Из Карлсруэ Тимур уехал к Андрею Барову в Мюнхен, куда его теперь бесконечно притягивал образ Людвига Баварского. Вернувшись, он посвятил лето трем серьезным проектам: выставке «Предвидение прошлого: Классические тенденции в современном лучевом искусстве», неоакадемической выставке в Стеделийк музее и созданию серии огромнейших панно для Мирового финансового центра в Нью-Йорке. «Предвидение прошлого», открывшееся в начале сентября 1996 года в Центре современного искусства на Якиманке, стало ответом на приглашение Мизиано. Выставку Тимур собирал вместе с Егором Островым, но название он скорее всего придумал сам, так хорошо в словосочетаниях заметны его любимые акупунктурные точки. Это и хипповская эзотерика с известным хитом 1970-х «Воспоминания о будущем», и, несомненно, Хлебников, тяготевший к славянской архаике в авангарде и придумавший своего «летчика» вместо распространенного «авиатора». «Лучевое искусство» по-хлебниковски остранило и технологии, и равно безличные классические тенденции, за которыми стали слышаться «лучники», полутороглазые стрельцы, герои одной из самых любимых книг Тимура, раскрывающие предвидения о великом прошлом европейской культуры. На этой выставке дебютировала новая ученица Тимура, а в ближайшем будущем и Георга Базелица — Юлия Страусова. На следующий год, в 1997-м, она приобрела европейскую известность, показав в Берлине свой скульптурно-лучевой проект о знаменитых диджеях «Двенадцать цезарей техноимперии».
* * *
В конце 1996 года в Русском музее осуществлялся мегапроект «Отдел новейших течений: Первые пять лет». Тимур был совершенно счастлив. Наконец-то экспозиция начиналась «Новыми художниками» и продолжалась новоакадемистами. Я занималась сочинением множества аннотаций и развеской в двух залах — неоакадемическом и концептуальной фотографии. Тимур зашел на монтаж и посетовал, что вот невозможно успеть все, пора уезжать в Нью-Йорк, а так хотелось быть на открытии в Бенуа. Однако Нью-Йорк был важнее: туда везли все самое прекрасное, что было в нашем городе из театров и музеев, а Тимур оформлял своими панно основное пространство выставки в Мировом финансовом центре. При работе в интерьере гигантского билдинга ему особенно пригодился опыт с растяжкой на фасаде Этнографического музея.
Перед отъездом Тимур заболел, но это обстоятельство его не остановило. Ветренная зима в Нью-Йорке оказалась для него роковой: простуда обернулась менингитом. В конце января 1997 года он вернулся и был уже так плох, что впервые за все годы нашего общения собрался в больницу. Февраль и март прошли в томительном ожидании. В марте Тимур наконец позвонил из больницы. Он сказал, что чувствует себя уже лучше, вот только не видит ничего, однако надеется, что зрение вернется, так как ему многие, и в том числе Айдан, рассказывали, что после менингита бывают такие осложнения. Целый месяц пролетел, а улучшение не наступало. Один Хлобыстин сохранил присутствие духа и бодро обсудил с Тимуром сюжет «Слепые ведут слепых».

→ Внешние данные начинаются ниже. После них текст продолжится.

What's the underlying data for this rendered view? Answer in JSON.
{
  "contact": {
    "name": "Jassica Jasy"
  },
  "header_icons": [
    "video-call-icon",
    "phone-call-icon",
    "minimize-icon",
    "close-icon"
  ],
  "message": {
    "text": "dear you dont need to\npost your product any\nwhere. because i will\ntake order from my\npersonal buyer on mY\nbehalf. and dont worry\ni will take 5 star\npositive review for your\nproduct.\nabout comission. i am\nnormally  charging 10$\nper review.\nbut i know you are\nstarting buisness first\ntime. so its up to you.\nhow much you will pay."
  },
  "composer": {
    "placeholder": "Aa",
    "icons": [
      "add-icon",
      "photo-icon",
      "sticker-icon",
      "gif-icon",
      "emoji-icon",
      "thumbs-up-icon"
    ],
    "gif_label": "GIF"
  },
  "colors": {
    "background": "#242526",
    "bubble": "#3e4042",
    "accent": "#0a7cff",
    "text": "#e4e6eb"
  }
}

Однажды Тимур позвонил из больницы посоветоваться. Приехал Ричард Аведон, заходил на Пушкинскую, хотел фотографировать Тимура. Однако врачи не отпускали Тимура из больницы, и он подумывал о том, чтобы сбежать. Этот план сорвался, но я поняла по разговору, что Тимур действительно приходит в себя и мы вскоре встретимся. Около середины мая Тимур объявил о своих приемных часах и назначил мне встречу в некрополе Лавры. Дорогой я, как и многие из тех, с кем Тимур общался, вначале переживала смятение, но потом поняла, что ноги сами несут меня к Лавре и ничего, кроме радости, в душе моей нет. Было прохладно, но солнечно. Тимур прогуливался с Ксаной и Юрием Минаевичем Пирютко, смотрителем здешних мест, среди надгробий выдающихся деятелей отечественной культуры. «Вот, Екатерина Юрьевна, — сказал Тимур, — выбирайте могилку с Юрием Минаевичем». Вскоре из-под сени вековых неоклассических могил мы перешли в кабинет Пирютко, где обсуждались две темы: манифест европейского общества по сохранению классической эстетики (его Тимур был намерен распространять через Юлю Страусову) и явление иконы Тихвинской Богоматери (в Тихвинском монастыре тогда уже трудился один из старых знакомых Тимура Владимир Тамразов, поражавший всех своей совершенно ассирийской бородой).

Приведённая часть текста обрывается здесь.